SUARA GARUT - Badan Pengawas Pemilu (Bawaslu)  Kabupaten Garut, Jawa Barat belum bisa membuktikan adanya dugaan pelanggaran dalam kasus saweran duit yang dilakukan Partai Nasdem pada saat pengajuan bakal calon legislatif (Bacaleg) di halaman KPU Kabupaten Garut pada Kamis, 11 Mei 2023 lalu.

Padahal kasus yang menyita perhatian publik itu sudah berlalu hampir 2 pekan, bahkan sudah dilakukan sidang Pleno 1 dua hari pasca peristiwa dan melakukan investigasi, serta penelusuran awal.

" Hari ini (Senin, 22 Mei 2023) kita panggil 2 Bacaleg  yang ikut dalam kejadian peristiwa itu, karena pada hari Jumat (19 Mei) kita lakukan juga Ketua KPU dan satu orang bakal calon legislatif yang kita panggil dan kita lakukan klarifikasi," tutur Anggota komisioner yang membawahi bidang hukum Bawaslu Garut Ahmad Nurul Syahid, Senin (22/05/2023).

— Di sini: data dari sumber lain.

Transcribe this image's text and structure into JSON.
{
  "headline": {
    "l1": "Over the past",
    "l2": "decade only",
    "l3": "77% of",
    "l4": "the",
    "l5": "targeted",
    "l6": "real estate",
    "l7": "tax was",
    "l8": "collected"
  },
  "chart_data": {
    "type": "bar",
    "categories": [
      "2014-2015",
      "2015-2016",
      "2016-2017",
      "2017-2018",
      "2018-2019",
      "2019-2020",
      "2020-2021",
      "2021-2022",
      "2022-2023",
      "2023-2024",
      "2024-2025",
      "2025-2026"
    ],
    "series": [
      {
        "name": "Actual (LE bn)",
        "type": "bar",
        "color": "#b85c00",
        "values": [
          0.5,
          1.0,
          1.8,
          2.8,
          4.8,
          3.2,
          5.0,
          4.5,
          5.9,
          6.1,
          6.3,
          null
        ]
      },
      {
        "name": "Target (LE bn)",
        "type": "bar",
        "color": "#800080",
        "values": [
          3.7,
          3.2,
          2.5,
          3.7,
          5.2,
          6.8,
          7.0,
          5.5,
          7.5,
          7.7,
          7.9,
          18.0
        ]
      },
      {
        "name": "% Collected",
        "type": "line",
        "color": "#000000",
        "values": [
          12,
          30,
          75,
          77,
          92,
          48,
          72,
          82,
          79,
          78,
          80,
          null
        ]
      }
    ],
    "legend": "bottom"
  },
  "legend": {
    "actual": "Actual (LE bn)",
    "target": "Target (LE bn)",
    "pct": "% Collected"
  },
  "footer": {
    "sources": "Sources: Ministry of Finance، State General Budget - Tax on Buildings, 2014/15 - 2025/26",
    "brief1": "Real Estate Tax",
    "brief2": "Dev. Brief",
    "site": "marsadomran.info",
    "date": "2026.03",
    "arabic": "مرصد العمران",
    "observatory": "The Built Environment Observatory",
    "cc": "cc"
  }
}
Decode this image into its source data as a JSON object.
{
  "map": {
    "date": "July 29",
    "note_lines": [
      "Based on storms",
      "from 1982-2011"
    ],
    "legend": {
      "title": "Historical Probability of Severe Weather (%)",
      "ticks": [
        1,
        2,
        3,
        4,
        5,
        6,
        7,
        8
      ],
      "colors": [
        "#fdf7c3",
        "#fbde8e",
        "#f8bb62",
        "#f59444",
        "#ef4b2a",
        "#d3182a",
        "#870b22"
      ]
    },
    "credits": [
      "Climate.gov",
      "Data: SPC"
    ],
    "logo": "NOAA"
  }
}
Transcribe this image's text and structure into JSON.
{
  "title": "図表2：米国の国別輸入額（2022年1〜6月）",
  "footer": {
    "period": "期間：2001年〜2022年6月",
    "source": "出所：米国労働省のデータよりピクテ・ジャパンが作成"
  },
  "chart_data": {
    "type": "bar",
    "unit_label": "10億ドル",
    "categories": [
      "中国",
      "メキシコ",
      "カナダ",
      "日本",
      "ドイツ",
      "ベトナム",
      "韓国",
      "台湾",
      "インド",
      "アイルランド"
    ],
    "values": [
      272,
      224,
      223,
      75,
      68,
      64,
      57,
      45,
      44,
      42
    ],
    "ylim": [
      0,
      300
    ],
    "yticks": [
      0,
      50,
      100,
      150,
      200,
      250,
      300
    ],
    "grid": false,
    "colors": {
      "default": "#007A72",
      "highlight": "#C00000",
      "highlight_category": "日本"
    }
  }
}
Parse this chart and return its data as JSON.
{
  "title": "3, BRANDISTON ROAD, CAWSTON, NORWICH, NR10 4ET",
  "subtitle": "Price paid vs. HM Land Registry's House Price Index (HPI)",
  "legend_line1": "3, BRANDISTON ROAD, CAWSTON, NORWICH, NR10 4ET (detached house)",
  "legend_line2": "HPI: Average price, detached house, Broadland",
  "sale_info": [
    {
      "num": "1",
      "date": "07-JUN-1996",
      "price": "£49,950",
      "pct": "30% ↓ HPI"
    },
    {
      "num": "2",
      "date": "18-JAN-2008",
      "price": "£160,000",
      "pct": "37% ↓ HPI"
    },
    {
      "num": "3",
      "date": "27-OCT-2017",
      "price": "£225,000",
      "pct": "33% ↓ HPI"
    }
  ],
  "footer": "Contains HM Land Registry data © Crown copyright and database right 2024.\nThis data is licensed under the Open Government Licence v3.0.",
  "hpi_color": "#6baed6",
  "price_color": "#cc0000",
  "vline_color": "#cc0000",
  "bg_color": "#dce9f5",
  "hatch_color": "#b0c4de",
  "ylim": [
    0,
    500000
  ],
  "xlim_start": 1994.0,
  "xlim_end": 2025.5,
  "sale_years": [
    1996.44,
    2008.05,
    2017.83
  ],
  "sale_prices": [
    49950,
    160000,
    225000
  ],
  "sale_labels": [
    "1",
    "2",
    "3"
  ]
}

Ahmad Nurul  Syahid yang akrab disapa Ayi itu, mengatakan, secepatnya akan dilakukan sidang Pleno  Bawaslu untuk menyatakan sikap dan memberikan rekomendasi terhadap peristiwa nyawer tersebut.

"Mudah-mudahan secepatnya kita menggelar sidang Pleno, karena kita juga dikejar waktu dan sesuai dengan prosedur yang ada dan dibatasi waktu beberapa hari sebelum memastikan apakah ada dugaan pelanggaran atau tidak," jelas Ayi.

Sambung, untuk kemungkinan memanggil kader sebagai tambahan untuk dimintai keterangan terkait peristiwa viral tersebut, akan menunggu perkembangan selanjutnya

"Jika ditemukan adanya dugaan pelanggaran kita akan proses sejauh mana tingkat pelanggarannya yang dilakukan. Apakah masuk hanya etik administrasi atau dugaan  pelanggaran  pidana," katanya.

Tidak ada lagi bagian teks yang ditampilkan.